基金supported by the National Major Special Project of China on New Varieties Cultivation for Transgenic Organisms (2009ZX08009-146B)by the National Non-profit Institute Research Grant,China (2012cj-2)
文摘This gene pyramiding strategy is based on the idea of efficiently pyramiding genes of interest by crosses and selection to obtain a population with favorable alleles from different breeds or lines, which is called an ideal population. We investigate impacts of some factors on the pyramiding efficiencies by simulation. These factors include selection strategies (the breeding value selection, the molecular scores selection and the index selection), proportion selected (2, 10 and 20%), recombination rates between adjacent target genes (0.1, 0.3 and 0.5) and different mating types (the random mating and the positive assortative mating avoiding sib mating). The results show that: (1) The more recombination rate and the lower proportion male selected, the better pyramiding efficiency; (2) the ideal population is obtained via various selection strategies, while different selection strategies are suitable for different breeding objectives.
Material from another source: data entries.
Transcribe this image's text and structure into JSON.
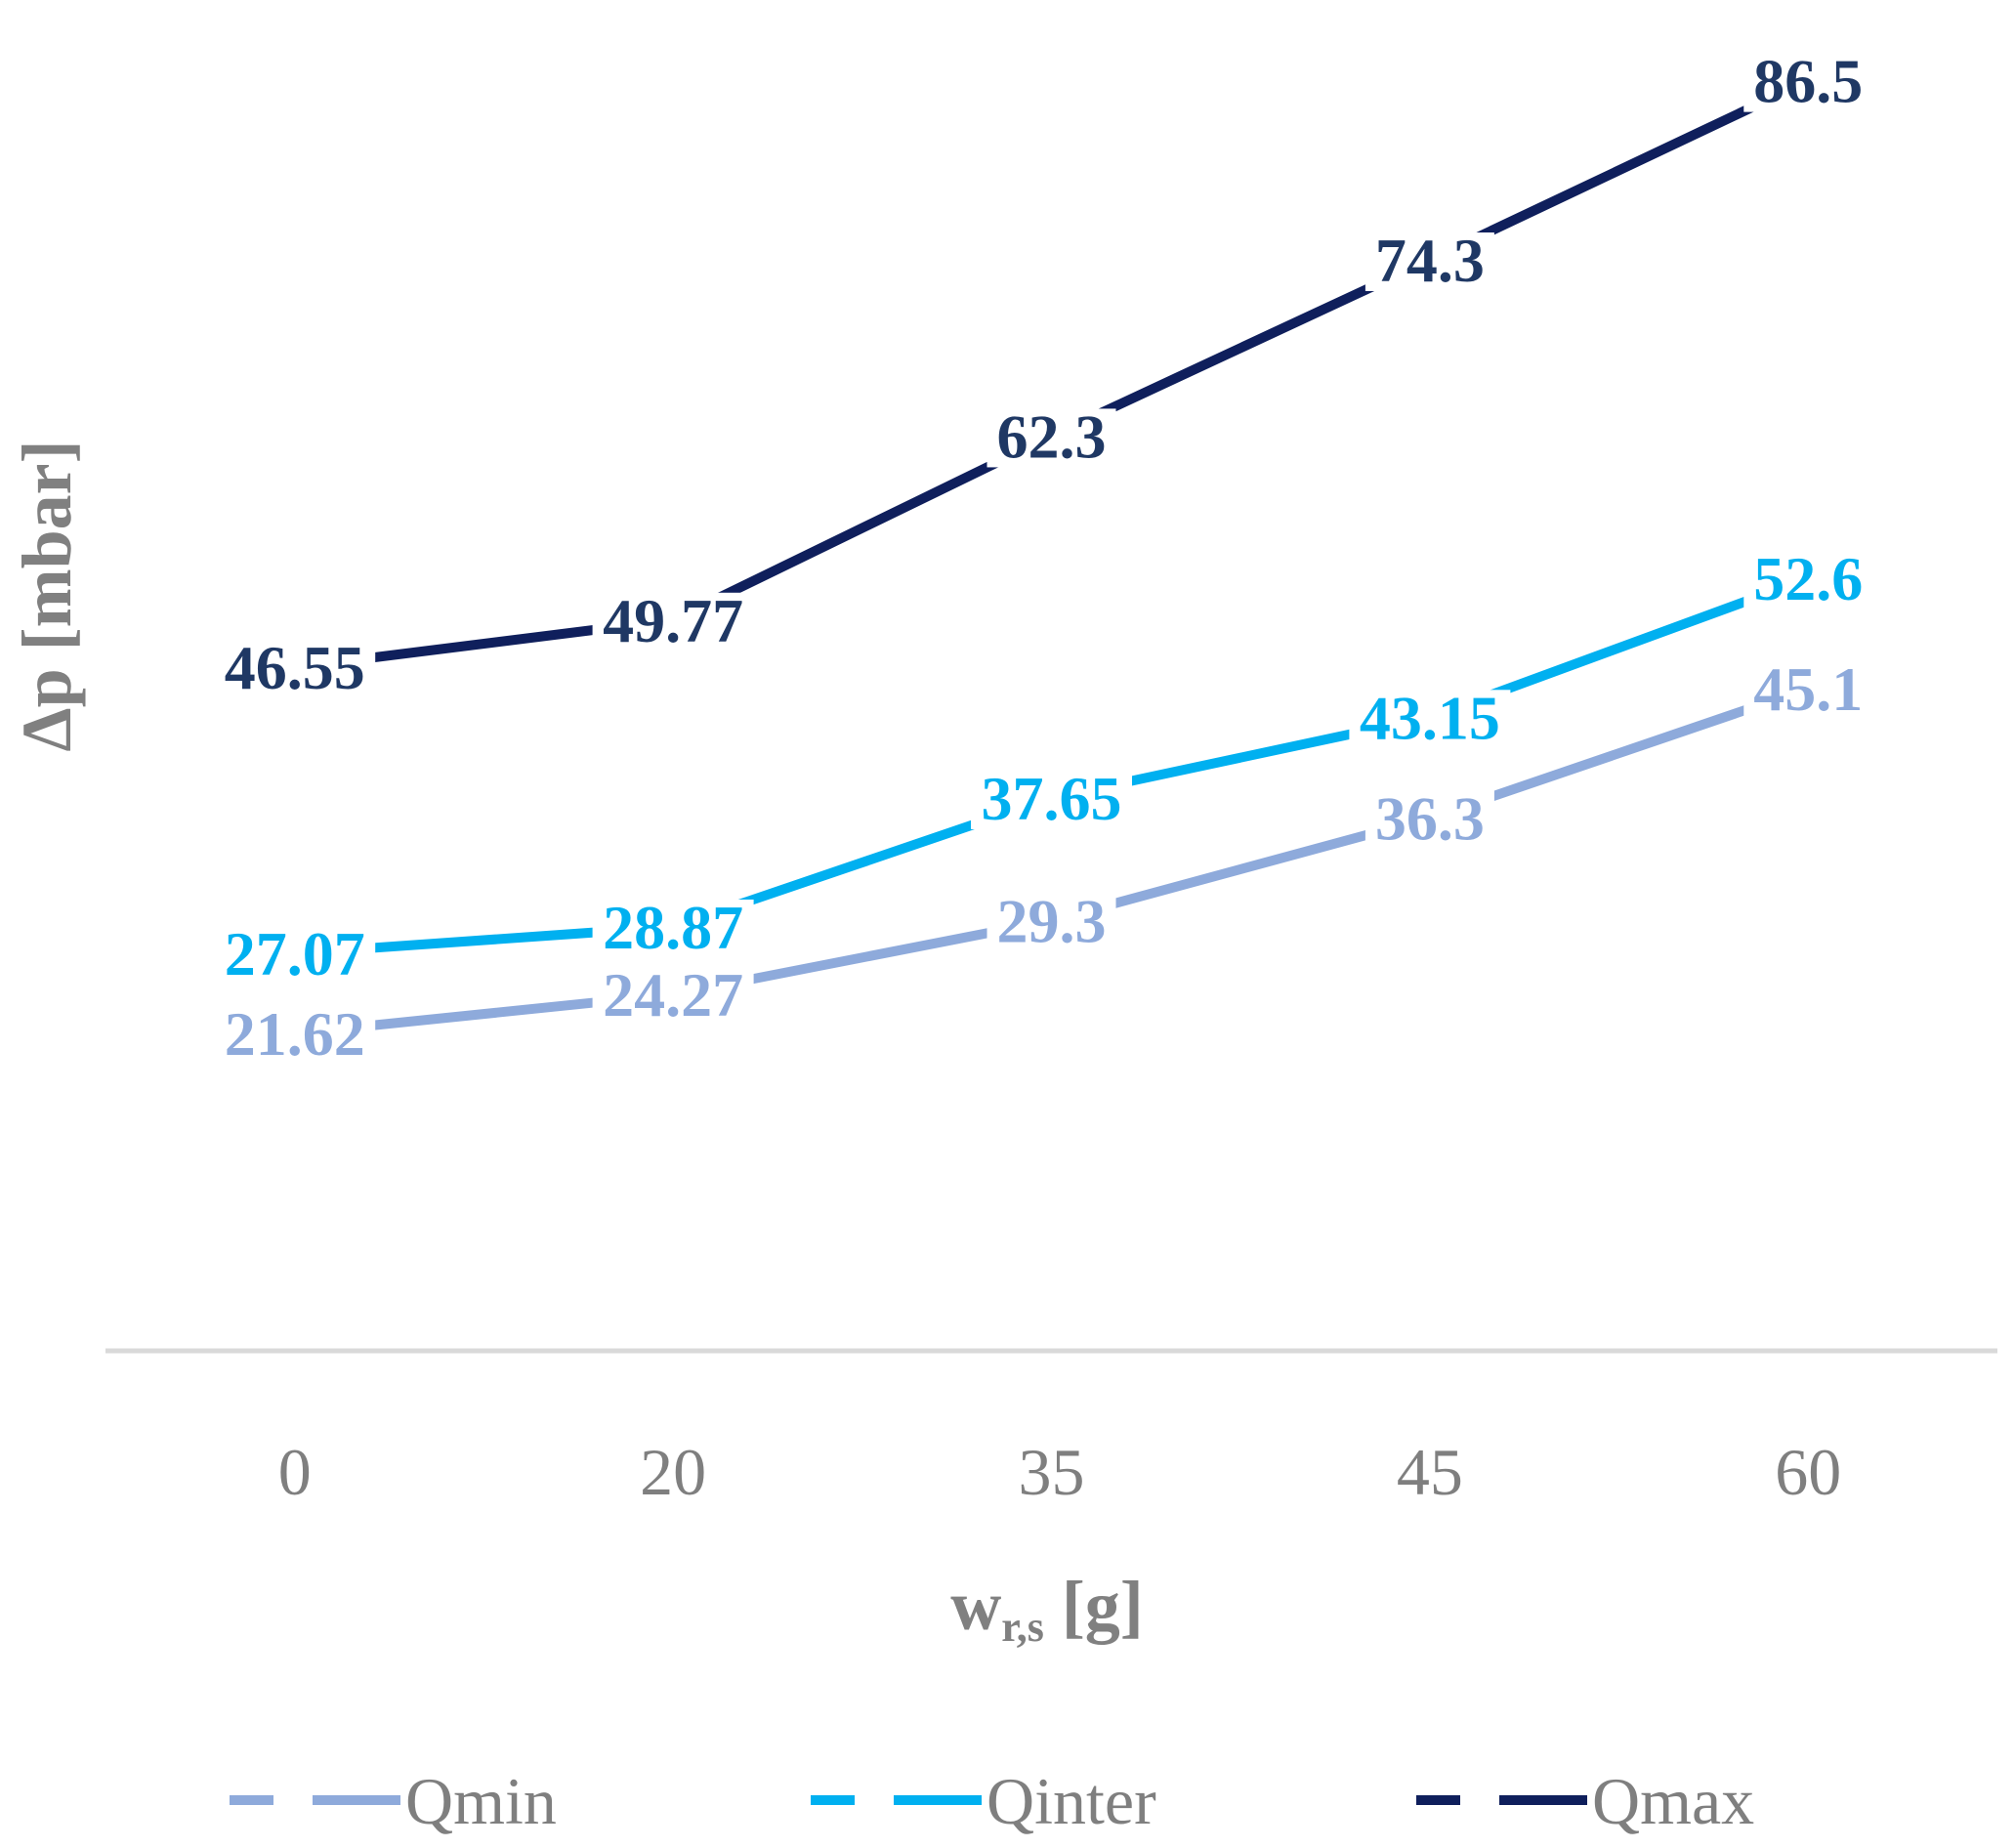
{
  "chart_data": {
    "type": "line",
    "title": "",
    "categories": [
      "0",
      "20",
      "35",
      "45",
      "60"
    ],
    "series": [
      {
        "name": "Qmin",
        "color": "#8eaadb",
        "label_color": "#8eaadb",
        "values": [
          21.62,
          24.27,
          29.3,
          36.3,
          45.1
        ],
        "labels": [
          "21.62",
          "24.27",
          "29.3",
          "36.3",
          "45.1"
        ]
      },
      {
        "name": "Qinter",
        "color": "#00b0f0",
        "label_color": "#00b0f0",
        "values": [
          27.07,
          28.87,
          37.65,
          43.15,
          52.6
        ],
        "labels": [
          "27.07",
          "28.87",
          "37.65",
          "43.15",
          "52.6"
        ]
      },
      {
        "name": "Qmax",
        "color": "#0f1f5c",
        "label_color": "#1f3864",
        "values": [
          46.55,
          49.77,
          62.3,
          74.3,
          86.5
        ],
        "labels": [
          "46.55",
          "49.77",
          "62.3",
          "74.3",
          "86.5"
        ]
      }
    ],
    "xlabel": {
      "main": "w",
      "sub": "r,s",
      "unit": " [g]"
    },
    "ylabel": "Δp [mbar]",
    "ylim": [
      0,
      90
    ],
    "grid": false,
    "legend": "bottom"
  }
}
From the perspective of pyramiding target genes merely, the molecular scores selection is the best one, for the purpose of pyramiding target genes and recovering genetic background of the target trait, the index selection is the best one, while from the saving cost point of view, the breeding value selection is the best one; (3) the positive assortative mating is more efficient for gene pyramiding compared with the random mating in the terms of the number of generations of intercross for getting the ideal population.